Jeff Alden: I was wrong. There WAS a Coralville-North Liberty candidate, I'm just such an Iowa Cittian that I didn't notice. Alden scored 54% in North Liberty and 48% in Coralville, which accounts for some of the underperformance there by Swesey and Hoelscher. But he was below 25% everywhere else, pulling just 9% at Lemme and City High.
Jim Tate: Not much to see here; a late labor endorsement didn't get him above 21% anywhere.
The Two Year Race And The Hills Vote
Nobody in this election was more decisive than Hills. They voted for Swesey (83%), Hemingway (78), and McGinness (74). They split their fourth votes, mostly between Porter and Hoelscher. They did NOT vote for Patti Fields. She won just 11% of the vote.
Of course, Hills is by far the smallest school precinct, so it's a weak base for a campaign. Julie Van Dyke corrected my characterization of her home as "rural Hills," noting her Iowa City zip code. Duly noted, but while the signs said "Support Neighborhood Schools" (and remember, I'm a Roosevelt dad) Van Dyke was pretty strongly identified as "the Hills candidate."
That got her to 69% in Hills. Respectable, but I've seen better; Amana can whip up a 99% vote for its candidate when it wants to. And the rest of the district was a blowout for Karla Cook.
The Bullet Vote Factor
With a big field, there's not just voter confusion. There's some unease. I want to vote for these four candidates, but what if my vote for my fourth choice pushes my first choice into fifth place? I want to make sure my first choice wins, even if it means my fourth choice loses.
Your answer might be an alternative system like ranked voting (1-2-3-4-5-6-7-8) or cumulative voting (you get four votes and you can use them how you want. One vote each for your four top picks, or all four on your first choice.) Those would be a good answers, especially for this particular election, but they would not be correct answers.
What you would consider instead is "bullet voting," or deliberately not using all your available choices. It's a sometimes controversial tactic usually played below the radar, and it's hard to figure out how much of it has been happening.
My unique tool is the "Votes Per Voter" statistic. In a vote for more than one candidate election, add up the total votes received by all candidates. Then divide by the number of voters. The result will be some number less than the number of votes you can cast -- in this case, district wide, roughly 3.35. That means the average voter used 3.35 of the four votes they could cast.
Subtract that 3.35 from the four votes you could have cast, and you get .65. That's a reasonable estimate of the percentage of voters who under-voted (did not use all four choices). You still with me? Of course, this is guesswork; some folks could have cast just one vote. Some could even have cast zero, and voted only on the two term or the Kirkwood bond. You can even vote a totally blank ballot.
But it's the only tool I've come up with, so let's use that percentage as an estimate. So roughly two-thirds of voters either engaged in some strategery or simply didn't know who to choose with that last vote.

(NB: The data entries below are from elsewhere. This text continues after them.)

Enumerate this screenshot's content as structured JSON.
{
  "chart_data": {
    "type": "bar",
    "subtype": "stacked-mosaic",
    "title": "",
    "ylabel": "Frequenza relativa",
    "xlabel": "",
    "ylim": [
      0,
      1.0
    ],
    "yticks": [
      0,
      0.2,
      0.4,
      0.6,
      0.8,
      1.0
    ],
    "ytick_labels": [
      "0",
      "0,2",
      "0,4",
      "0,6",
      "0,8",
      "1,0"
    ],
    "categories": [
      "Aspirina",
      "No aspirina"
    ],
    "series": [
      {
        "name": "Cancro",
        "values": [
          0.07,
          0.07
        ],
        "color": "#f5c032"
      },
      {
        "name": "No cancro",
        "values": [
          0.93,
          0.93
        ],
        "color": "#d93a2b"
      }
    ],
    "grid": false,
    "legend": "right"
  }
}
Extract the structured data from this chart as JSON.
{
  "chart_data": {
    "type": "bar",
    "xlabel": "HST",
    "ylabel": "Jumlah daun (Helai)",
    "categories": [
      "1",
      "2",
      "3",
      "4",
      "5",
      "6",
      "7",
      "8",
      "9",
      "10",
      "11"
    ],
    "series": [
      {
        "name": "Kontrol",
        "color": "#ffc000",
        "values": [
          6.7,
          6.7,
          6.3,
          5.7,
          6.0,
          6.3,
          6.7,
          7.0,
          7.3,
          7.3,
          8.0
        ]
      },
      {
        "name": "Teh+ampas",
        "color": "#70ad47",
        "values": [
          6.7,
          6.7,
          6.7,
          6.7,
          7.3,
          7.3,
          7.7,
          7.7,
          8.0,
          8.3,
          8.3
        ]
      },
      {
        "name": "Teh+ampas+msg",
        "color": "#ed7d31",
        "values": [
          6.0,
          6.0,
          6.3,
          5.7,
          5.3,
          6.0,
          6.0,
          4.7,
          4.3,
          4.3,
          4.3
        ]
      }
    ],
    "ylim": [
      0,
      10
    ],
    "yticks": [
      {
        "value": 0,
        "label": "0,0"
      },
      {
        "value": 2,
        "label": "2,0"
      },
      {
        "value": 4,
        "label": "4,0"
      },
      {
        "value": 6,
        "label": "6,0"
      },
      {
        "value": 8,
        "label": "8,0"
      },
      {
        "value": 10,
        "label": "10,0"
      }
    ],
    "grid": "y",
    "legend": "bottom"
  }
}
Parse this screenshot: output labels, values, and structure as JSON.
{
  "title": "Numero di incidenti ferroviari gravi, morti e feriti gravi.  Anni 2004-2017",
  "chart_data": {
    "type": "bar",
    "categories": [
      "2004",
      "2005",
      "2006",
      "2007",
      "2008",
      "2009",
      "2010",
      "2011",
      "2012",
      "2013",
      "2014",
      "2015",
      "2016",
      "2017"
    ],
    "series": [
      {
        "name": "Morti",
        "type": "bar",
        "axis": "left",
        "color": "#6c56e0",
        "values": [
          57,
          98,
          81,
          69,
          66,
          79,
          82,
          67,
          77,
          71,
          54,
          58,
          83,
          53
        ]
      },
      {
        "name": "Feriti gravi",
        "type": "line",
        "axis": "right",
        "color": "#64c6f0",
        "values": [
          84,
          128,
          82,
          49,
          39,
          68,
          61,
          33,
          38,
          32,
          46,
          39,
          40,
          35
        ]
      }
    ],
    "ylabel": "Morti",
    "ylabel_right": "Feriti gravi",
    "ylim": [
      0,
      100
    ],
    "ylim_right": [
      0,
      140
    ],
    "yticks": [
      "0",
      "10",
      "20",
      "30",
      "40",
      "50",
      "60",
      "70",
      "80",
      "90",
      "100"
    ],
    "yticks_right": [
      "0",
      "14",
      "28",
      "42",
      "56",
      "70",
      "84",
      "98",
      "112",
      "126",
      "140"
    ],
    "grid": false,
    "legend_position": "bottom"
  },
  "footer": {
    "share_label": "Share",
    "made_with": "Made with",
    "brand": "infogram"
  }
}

Geographically, under-voting was highest in Coralville and North Liberty, with a Votes Per Voter of about 3.2. The most diligent about marking all four? Hills, at 3.58 Votes Per Voter. If your goal is not getting your first choice to win, but getting your last choice to lose, using all your votes would be strategically smarter.
Kirkwood and Other Stuff
I haven't seen area wide numbers but in the two big counties the Kirkwood bond had a landslide four to one win in Johnson and a two to one win in Linn. Looks to me like they get their 60% to win.
A quiet day in Solon and Clear Creek Amana. But Lone Tree had its biggest non-bond election ever. Whatever challenger Tim Lorack was up to, it seems he had a colleague; a quarter of the voters went for a write-in. But incumbents Sheila Burr and Joel Yedlik were well ahead.
Des Moines passed its school board by ward measure. And Independence finally passed a bond issue on what I believe was the sixth try.